ECR Login With Credential Store

[Joshua Banton]

I'm trying to pull an image from Amazon ECR. I have setup docker-credential-ecr-login along with an IAM EC2 Role to give permission to access ECR. I can "docker pull 278325265250.dkr.ecr.us-east-1.amazonaws.com/nginx:latest" with no problem.

My nomad client config is:

# Set log level
log_level = "DEBUG"


# Setup data dir
data_dir = "/var/nomad"


#Set datacenter
datacenter = "us-east-1"


# Enable the server
client {
    enabled = true
options  {
    "docker.auth.config" = "/etc/nomad.d/docker_auth.json"
  }
}

My job config is:

job "nginx" {
  datacenters = ["us-east-1"]
  type = "service"


  update {
    stagger = "10s"
    max_parallel = 1
  }
 
  group "nginx" {
    count = 1


    restart {
      attempts = 10
      interval = "5m"
      delay = "25s"
      mode = "delay"
    }


    task "nginx" {
      driver = "docker"
      config {
        image = "278325265250.dkr.ecr.us-east-1.amazonaws.com/nginx"
        port_map {
          http = 80
        }
    }
     
    resources {


    network {
      mbits = 10
      port "http" {}
    }
    }


    service {
    name = "nginx"
    tags = ["global", "cache"]
    port = "http"
    check {
      name     = "alive"
      type     = "tcp"
      interval = "10s"
      timeout  = "2s"
}}}}}

The DEBUG output says:

  2017/02/16 20:09:21.399976 [DEBUG] driver.docker: did not find docker auth for repo "278325265250.dkr.ecr.us-east-1.amazonaws.com/nginx"
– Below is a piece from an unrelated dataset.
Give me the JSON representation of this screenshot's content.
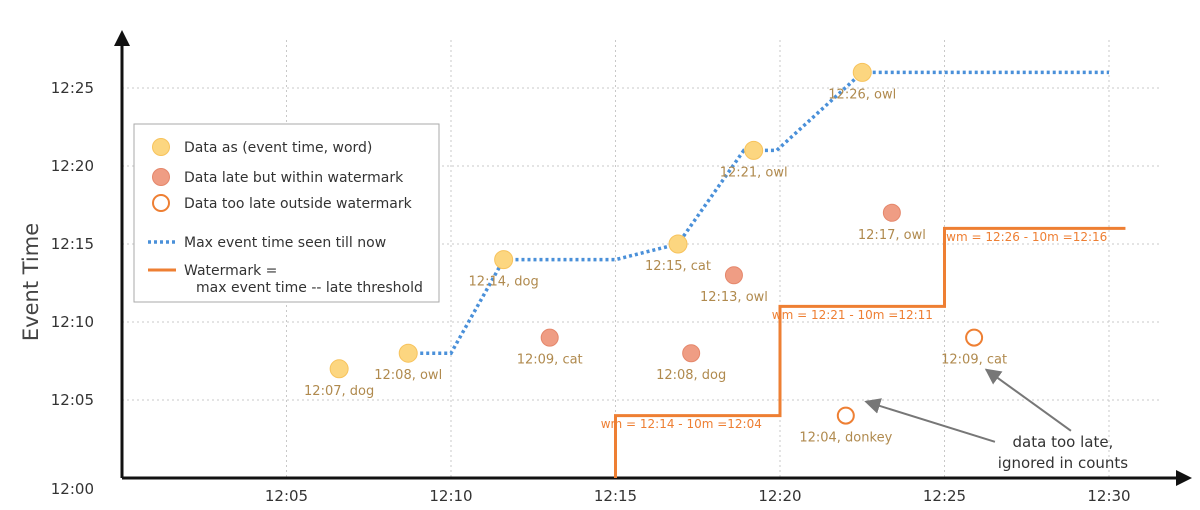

    2017/02/16 20:09:21.399997 [DEBUG] client: driver event for alloc "23f86334-5d4a-9d76-8f98-7a78d0688ec8": Downloading image 278325265250.dkr.ecr.us-east-1.amazonaws.com/nginx:latest

    2017/02/16 20:09:21.435711 [ERR] driver.docker: failed pulling container 278325265250.dkr.ecr.us-east-1.amazonaws.com/nginx:latest: unauthorized: authentication required

    2017/02/16 20:09:21.435741 [WARN] client: error from prestart: failed to initialize task "nginx" for alloc "23f86334-5d4a-9d76-8f98-7a78d0688ec8": Failed to pull `278325265250.dkr.ecr.us-east-1.amazonaws.com/nginx`: unauthorized: authentication required

I have the dockercfg setup in /etc/nomad.d/docker_auth.json as:

{

    "credsStore": "ecr-login"

}

[Joshua Banton]

I took a closer look at this, and if I'm reading it correctly Credential Store/Helper support needs to be built into the client, so either Nomad or the docker client they use go-dockerclient, and so far the support is in neither of those places. Until support is added I'm going to go with a hacky solution of just logging into docker with the aws cli tool every 8 hours, and pointing Nomad to the config file that logging in creates.